After 17 years of staying in the same school (and by then the Deputy Head), with the bright lights of the West End but a distant memory, I had an an amazing opportunity to be part of a Trainee Headship Programme, where I was seconded to another school for 12 months to work alongside an existing Headteacher. Jan Shadick (another United Learning Regional Director) was also on this programme and we both reminisce at what an amazing programme it was - effectively learning the job as you go. I know Jan is developing a United Learning Trainee Head Programme on a similar line and I really would recommend anyone interested in being a Head to look at this opportunity.
My 12 months on the programme only lasted two terms, when I was asked by the Local Authority to be Head of a school that has just been placed into Special Measures (I wasn’t sacked!).
I was in my first Headship for 5 years and, along with wonderful staff and students, took the school from Special Measures to Outstanding. I became a National Leader in Education (NLE) and Leadership Director for the Greater Manchester Challenge, which started a new direction for me, supporting and mentoring other leaders.
In 2004, I entered the academy system by becoming Principal of a new Academy which was to be formed by the closure of a girls’ school and a failing boys’ school. As well as the demands of bringing two schools together, operating on split sites for two years and rapidly driving improvements, I had the fantastic opportunity of working with architects to design a brand new academy building. I also worked with the National College of Teaching as a facilitator for the Associate Principal Programme, which, ironically, was based on the Trainee Head Programme that I was once a part of. In 2011, I also became a Lead Inspector for OfSTED.
I first started with United Learning in 2013 as Executive Principal of the two Carlisle academies that were bring rebrokered to the Trust, both in Special Measures. This was a completely new direction for me and, initially, I found it quite strange not actually being the Head, especially not having the direct contact with students.There are many models of Executive Leadership, but I clearly saw my role as developing leadership capacity, setting expectations and standards, coaching new leaders and making people believe that they could achieve; but this time it was targeted at staff, not students.
It is the old cliché, but it really was ‘to make a difference’. Whereas before it was all about making a difference to the students, this time I wanted to make a difference to staff and on a much wider level. I was also really keen to be part of developing the leaders for tomorrow.
I suppose the most exciting part of the role was being part of a Trust that was going to do what others had either failed at, or not wanted to consider. I have always been driven by a sense of moral purpose and this is exactly why United Learning was the Trust that I wanted to work for. It goes back to the original vision of the Group, to provide quality education where it is needed most.
Now I am Regional Director in the North, with responsibility for the 12 Northern Academies. I had already started doing some work other academies within the Group, so the transition to Regional Director was quite smooth, although with much more travelling!
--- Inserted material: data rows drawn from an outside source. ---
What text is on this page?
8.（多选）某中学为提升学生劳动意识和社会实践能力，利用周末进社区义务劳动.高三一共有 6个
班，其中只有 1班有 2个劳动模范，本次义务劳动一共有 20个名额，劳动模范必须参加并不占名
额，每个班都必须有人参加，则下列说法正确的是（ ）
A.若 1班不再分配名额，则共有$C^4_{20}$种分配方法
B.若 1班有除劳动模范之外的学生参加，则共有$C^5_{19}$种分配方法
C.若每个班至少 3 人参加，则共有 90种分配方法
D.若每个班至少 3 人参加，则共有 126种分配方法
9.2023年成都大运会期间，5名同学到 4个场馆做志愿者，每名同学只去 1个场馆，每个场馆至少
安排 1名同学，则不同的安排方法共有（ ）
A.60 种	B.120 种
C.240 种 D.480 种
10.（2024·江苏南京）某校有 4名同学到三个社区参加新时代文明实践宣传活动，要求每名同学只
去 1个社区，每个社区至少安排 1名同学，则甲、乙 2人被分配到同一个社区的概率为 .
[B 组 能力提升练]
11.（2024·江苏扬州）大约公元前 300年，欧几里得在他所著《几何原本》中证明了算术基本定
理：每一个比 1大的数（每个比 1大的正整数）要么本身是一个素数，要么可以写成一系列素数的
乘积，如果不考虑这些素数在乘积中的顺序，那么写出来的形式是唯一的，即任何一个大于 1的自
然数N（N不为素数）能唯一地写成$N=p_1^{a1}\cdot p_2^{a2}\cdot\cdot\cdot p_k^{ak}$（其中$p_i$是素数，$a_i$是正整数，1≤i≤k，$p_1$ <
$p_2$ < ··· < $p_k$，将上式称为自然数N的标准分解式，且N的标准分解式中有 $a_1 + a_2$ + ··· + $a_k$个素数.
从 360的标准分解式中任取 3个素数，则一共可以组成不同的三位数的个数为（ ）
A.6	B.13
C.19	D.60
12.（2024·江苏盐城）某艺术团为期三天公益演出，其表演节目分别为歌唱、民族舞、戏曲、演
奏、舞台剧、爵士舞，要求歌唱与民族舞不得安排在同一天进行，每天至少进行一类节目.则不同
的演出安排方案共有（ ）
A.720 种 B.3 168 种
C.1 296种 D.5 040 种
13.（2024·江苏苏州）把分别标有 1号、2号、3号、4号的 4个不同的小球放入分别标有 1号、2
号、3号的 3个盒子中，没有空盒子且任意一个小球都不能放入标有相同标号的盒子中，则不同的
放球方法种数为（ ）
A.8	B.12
Being a Regional Director is really no different to being a classroom teacher or being a Head; it’s all about setting your expectations, challenging everyone to do their best, providing support where required, developing talent and recognising and rewarding good work when you see it.
Being with United Learning has meant the opportunity to work with some great colleagues, but for me, the values and ethos of the Group is the crucial part of what makes us really great. Unlike many Trusts, United Learning celebrates the uniqueness of each school and supports and nurtures their development. Crucially, there is a team of really committed professionals in the background who are there to work with you when support is required. I feel quite privileged in my role to see both sides of the system – what goes on in schools and what goes on behind the scenes; however, all share that commitment to improving the life chances of our students.
Moving forward, in some form I would want to contribute back to the system and support our next generation of leaders. I may even consider going back into the classroom at some point - or should I see if those West End lights are still shining?